Nous voudrions rassembler un ensemble
de recherches dans lesquelles l’œuvre de Goffman est mise à l’épreuve de
situations et d’objets qui la poussent à ses limites,
enjoignant de reprendre à nouveaux frais son traitement de la question
politique. Dans la rue, dans les débats publics, dans les situations de
travail, dans l’interaction police-population, dans
les relations patient-médecin ou assistant social-usager, dans l’espace domestique, des relations éducatives
aux disputes conjugales, dans les formes d’engagement
civique et de mobilisation politique, comment l’étude de l’ordre d’interaction
nous apporte-t-elle de nouvelles perspectives ? L’œuvre de Goffman
fourmille d’interrogations qui nous amènent à nous
demander ce que nous qualifions de « politique ». Elle sème le
trouble dans une compréhension trop facile de l’émergence et de l’opération de normes sociales. Bien qu’ayant contribué à nourrir des
approches renouvelées des espaces publics urbains, des engagements civils et
civiques, des rapports de genre et des relations raciales, Goffman est souvent
taxé d’apolitisme. On lui reproche de
cantonner ses analyses à des séquences d’interaction
courtes et à des situations de petite taille, à des objets « microsociologiques »,
déconnectés ou connectées de façon trop « floue » aux enjeux
politiques, sociologiques ou historiques.

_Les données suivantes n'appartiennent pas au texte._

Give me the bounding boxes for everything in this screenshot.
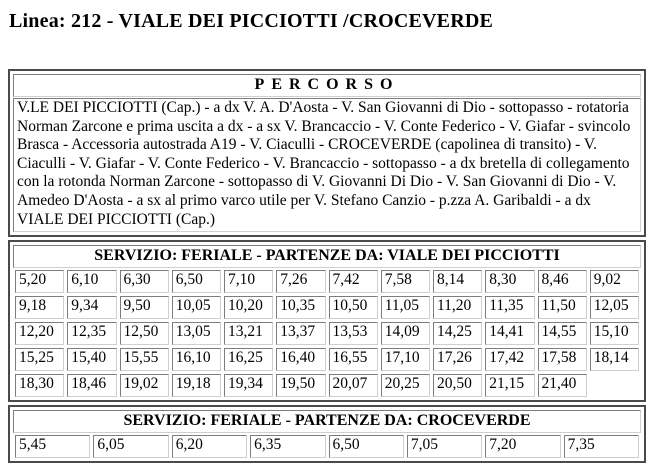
departure-time-cell: 11,05 bbox=[380, 296, 430, 320]
departure-time-cell: 5,45 bbox=[15, 435, 91, 459]
departure-time-cell: 11,35 bbox=[485, 296, 535, 320]
departure-time-cell: 10,05 bbox=[171, 296, 221, 320]
departure-time-cell: 16,10 bbox=[171, 348, 221, 372]
departure-time-cell: 11,50 bbox=[537, 296, 587, 320]
departure-time-cell: 16,40 bbox=[276, 348, 326, 372]
departure-time-cell: 19,50 bbox=[276, 374, 326, 398]
departure-time-cell: 10,35 bbox=[276, 296, 326, 320]
percorso-table: PERCORSO V.LE DEI PICCIOTTI (Cap.) - a d… bbox=[8, 69, 646, 238]
page-title: Linea: 212 - VIALE DEI PICCIOTTI /CROCEV… bbox=[9, 10, 494, 32]
departure-time-cell: 15,55 bbox=[119, 348, 169, 372]
departure-time-cell: 13,05 bbox=[171, 322, 221, 346]
departure-time-cell: 20,07 bbox=[328, 374, 378, 398]
departure-time-cell: 8,14 bbox=[433, 270, 483, 294]
departure-time-cell: 13,37 bbox=[276, 322, 326, 346]
departure-time-cell: 7,26 bbox=[276, 270, 326, 294]
departure-time-cell: 8,46 bbox=[537, 270, 587, 294]
timetable-croceverde-grid: 5,45 6,05 6,20 6,35 6,50 7,05 7,20 7,35 bbox=[12, 432, 642, 461]
departure-time-cell: 7,42 bbox=[328, 270, 378, 294]
departure-time-cell: 14,55 bbox=[537, 322, 587, 346]
percorso-description: V.LE DEI PICCIOTTI (Cap.) - a dx V. A. D… bbox=[13, 98, 641, 233]
departure-time-cell: 6,30 bbox=[119, 270, 169, 294]
departure-time-cell: 20,25 bbox=[380, 374, 430, 398]
timetable-row: 9,18 9,34 9,50 10,05 10,20 10,35 10,50 11,05 11,… bbox=[15, 296, 639, 320]
departure-time-cell: 20,50 bbox=[433, 374, 483, 398]
departure-time-cell: 10,50 bbox=[328, 296, 378, 320]
empty-cell bbox=[590, 374, 639, 397]
departure-time-cell: 13,53 bbox=[328, 322, 378, 346]
timetable-row: 15,25 15,40 15,55 16,10 16,25 16,40 16,55 17,10… bbox=[15, 348, 639, 372]
departure-time-cell: 14,25 bbox=[433, 322, 483, 346]
timetable-picciotti-header: SERVIZIO: FERIALE - PARTENZE DA: VIALE D… bbox=[13, 245, 641, 269]
departure-time-cell: 17,42 bbox=[485, 348, 535, 372]
departure-time-cell: 18,30 bbox=[15, 374, 65, 398]
departure-time-cell: 6,50 bbox=[171, 270, 221, 294]
departure-time-cell: 9,18 bbox=[15, 296, 65, 320]
departure-time-cell: 13,21 bbox=[224, 322, 274, 346]
timetable-row: 12,20 12,35 12,50 13,05 13,21 13,37 13,53 14,09… bbox=[15, 322, 639, 346]
departure-time-cell: 6,10 bbox=[67, 270, 117, 294]
departure-time-cell: 17,58 bbox=[537, 348, 587, 372]
departure-time-cell: 9,34 bbox=[67, 296, 117, 320]
departure-time-cell: 6,20 bbox=[171, 435, 248, 459]
departure-time-cell: 15,25 bbox=[15, 348, 65, 372]
departure-time-cell: 7,58 bbox=[380, 270, 430, 294]
departure-time-cell: 19,02 bbox=[119, 374, 169, 398]
departure-time-cell: 10,20 bbox=[224, 296, 274, 320]
departure-time-cell: 9,50 bbox=[119, 296, 169, 320]
departure-time-cell: 14,41 bbox=[485, 322, 535, 346]
departure-time-cell: 6,35 bbox=[250, 435, 326, 459]
departure-time-cell: 7,05 bbox=[406, 435, 483, 459]
departure-time-cell: 19,34 bbox=[224, 374, 274, 398]
timetable-picciotti-grid: 5,20 6,10 6,30 6,50 7,10 7,26 7,42 7,58 8,14 8,30… bbox=[12, 267, 642, 400]
departure-time-cell: 17,10 bbox=[380, 348, 430, 372]
departure-time-cell: 14,09 bbox=[380, 322, 430, 346]
departure-time-cell: 9,02 bbox=[589, 270, 639, 294]
departure-time-cell: 11,20 bbox=[433, 296, 483, 320]
departure-time-cell: 5,20 bbox=[15, 270, 65, 294]
timetable-row: 18,30 18,46 19,02 19,18 19,34 19,50 20,07 20,25… bbox=[15, 374, 639, 398]
departure-time-cell: 12,05 bbox=[589, 296, 639, 320]
departure-time-cell: 7,35 bbox=[563, 435, 639, 459]
departure-time-cell: 7,10 bbox=[224, 270, 274, 294]
departure-time-cell: 15,10 bbox=[589, 322, 639, 346]
departure-time-cell: 18,46 bbox=[67, 374, 117, 398]
timetable-croceverde-header: SERVIZIO: FERIALE - PARTENZE DA: CROCEVE… bbox=[13, 410, 641, 434]
timetable-picciotti: SERVIZIO: FERIALE - PARTENZE DA: VIALE D… bbox=[8, 240, 646, 403]
departure-time-cell: 8,30 bbox=[485, 270, 535, 294]
percorso-header: PERCORSO bbox=[13, 74, 641, 97]
departure-time-cell: 12,20 bbox=[15, 322, 65, 346]
departure-time-cell: 12,50 bbox=[119, 322, 169, 346]
departure-time-cell: 6,50 bbox=[328, 435, 404, 459]
departure-time-cell: 15,40 bbox=[67, 348, 117, 372]
departure-time-cell: 17,26 bbox=[433, 348, 483, 372]
departure-time-cell: 16,55 bbox=[328, 348, 378, 372]
departure-time-cell: 18,14 bbox=[589, 348, 639, 372]
departure-time-cell: 21,40 bbox=[537, 374, 587, 398]
departure-time-cell: 6,05 bbox=[93, 435, 169, 459]
timetable-croceverde: SERVIZIO: FERIALE - PARTENZE DA: CROCEVE… bbox=[8, 405, 646, 463]
departure-time-cell: 16,25 bbox=[224, 348, 274, 372]
departure-time-cell: 21,15 bbox=[485, 374, 535, 398]
departure-time-cell: 12,35 bbox=[67, 322, 117, 346]
timetable-row: 5,45 6,05 6,20 6,35 6,50 7,05 7,20 7,35 bbox=[15, 435, 639, 459]
departure-time-cell: 7,20 bbox=[485, 435, 561, 459]
timetable-row: 5,20 6,10 6,30 6,50 7,10 7,26 7,42 7,58 8,14 8,30… bbox=[15, 270, 639, 294]
departure-time-cell: 19,18 bbox=[171, 374, 221, 398]
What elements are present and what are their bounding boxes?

Comment relier l’analyse des interactions à d’autres échelles spatiales et
temporelles de la réalité sociale, qui transcendent l’ici et maintenant d’une scène de coprésence ? Comment
interpréter la question centrale, théorique et pratique, du fameux « couplage
flou », qui articule l’ordre de l’interaction,
d’une part, et l’ordre des structures ou des
institutions d’autre part – le loose coupling qui apparaît dans son texte-testament sur l’ordre
d’interaction (1983) ? Quelles sont
les conséquences de ce couplage dans la menée de l’enquête
et les analyses produites ? Faut-il y entendre un assentiment à l’opposition entre micro et macro, en
ajoutant parfois une couche méso pour faire la jonction ? Dans quelle
mesure s’en tenir à une définition de la
situation en termes de « coprésence » ? Et comment cette « coprésence »,
de plus en plus médiatisées par toutes sortes d’artefacts,
se transforme-t-elle ? Comment interroger les formes situées de la vie
sociale, dans ce qu’elles ont d’incertain, d’indéterminé (mais non d’arbitraire ou de gratuit), sans
affirmer pour autant leur entière autonomie (réduction présentiste, clôture
dramaturgique), ni en faire les simples illustrations « micro » d’un ordre de structures sociales ou de
processus historiques (réduction structuraliste) qui se jouerait ailleurs ?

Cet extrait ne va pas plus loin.